Using credit cards for everything and not paying the balance.

It can be easy to just charge everything and say you’ll pay it back later. And while this method is inevitable for certain purchases, it is not a sustainable way to treat all of your merchandise. Charging everything to a credit card and living with the balance is a perfect way to amass debt you can’t get rid of. Instead of doing this, save your credit cards for big purchases and emergencies. By only purchasing things you know you can pay off, you can keep your debt down and your credit score up. And when an emergency arises, know that it is a necessary debt rather than a frivolous one.

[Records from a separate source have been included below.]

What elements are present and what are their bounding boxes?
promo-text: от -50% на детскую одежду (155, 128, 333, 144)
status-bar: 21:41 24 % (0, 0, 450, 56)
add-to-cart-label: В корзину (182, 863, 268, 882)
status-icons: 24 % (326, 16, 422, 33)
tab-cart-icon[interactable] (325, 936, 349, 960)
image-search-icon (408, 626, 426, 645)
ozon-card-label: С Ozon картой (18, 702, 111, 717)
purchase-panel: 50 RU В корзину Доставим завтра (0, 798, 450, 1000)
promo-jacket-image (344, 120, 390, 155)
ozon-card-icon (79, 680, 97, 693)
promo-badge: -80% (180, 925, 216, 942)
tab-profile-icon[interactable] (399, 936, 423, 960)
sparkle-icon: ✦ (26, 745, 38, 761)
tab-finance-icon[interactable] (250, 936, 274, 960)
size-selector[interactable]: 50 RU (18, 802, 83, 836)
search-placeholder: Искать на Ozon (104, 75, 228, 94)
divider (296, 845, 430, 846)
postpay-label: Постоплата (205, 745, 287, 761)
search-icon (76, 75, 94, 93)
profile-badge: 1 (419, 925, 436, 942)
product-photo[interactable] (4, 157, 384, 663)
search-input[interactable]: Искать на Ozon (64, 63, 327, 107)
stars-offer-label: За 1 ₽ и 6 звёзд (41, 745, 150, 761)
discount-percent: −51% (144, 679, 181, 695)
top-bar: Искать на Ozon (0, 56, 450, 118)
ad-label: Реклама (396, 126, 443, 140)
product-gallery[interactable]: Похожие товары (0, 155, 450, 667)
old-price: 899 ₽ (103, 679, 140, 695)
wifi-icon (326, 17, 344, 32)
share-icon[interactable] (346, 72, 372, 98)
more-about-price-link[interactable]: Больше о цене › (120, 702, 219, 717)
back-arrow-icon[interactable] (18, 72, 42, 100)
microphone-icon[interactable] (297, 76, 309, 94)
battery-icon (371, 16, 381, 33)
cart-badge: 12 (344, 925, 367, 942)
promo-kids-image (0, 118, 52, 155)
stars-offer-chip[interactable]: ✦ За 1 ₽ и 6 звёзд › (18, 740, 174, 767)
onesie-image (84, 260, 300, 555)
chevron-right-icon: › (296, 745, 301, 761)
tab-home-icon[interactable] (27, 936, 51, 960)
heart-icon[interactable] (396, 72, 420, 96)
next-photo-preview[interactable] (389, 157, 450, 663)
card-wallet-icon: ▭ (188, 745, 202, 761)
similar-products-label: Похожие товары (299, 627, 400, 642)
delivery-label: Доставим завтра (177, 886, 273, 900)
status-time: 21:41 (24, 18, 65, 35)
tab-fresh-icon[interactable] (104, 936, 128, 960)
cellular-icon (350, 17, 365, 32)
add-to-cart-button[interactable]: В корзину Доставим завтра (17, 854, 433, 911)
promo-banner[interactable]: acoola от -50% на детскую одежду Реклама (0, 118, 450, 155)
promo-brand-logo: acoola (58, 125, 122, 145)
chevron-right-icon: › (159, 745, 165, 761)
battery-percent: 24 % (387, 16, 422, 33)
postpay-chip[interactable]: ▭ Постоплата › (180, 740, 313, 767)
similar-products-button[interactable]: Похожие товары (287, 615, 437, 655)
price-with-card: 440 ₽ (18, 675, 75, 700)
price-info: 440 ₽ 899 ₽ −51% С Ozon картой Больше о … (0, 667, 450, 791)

Not paying into a retirement account.

Saving for your future and saving for retirement are two different things. Retirement accounts are a way to grow your money, while savings accounts are a way to preserve it. And while they are both important, it is essential not to overlook saving for retirement. If your job has a 401(k), you should be making contributions, especially if the company matches. And if not, it is important to put as much towards retirement into an IRA or other type of retirement account to get a head start. Waiting too long to do so will cause unnecessary stress and it will also cause you to lose out on years of compounded interest.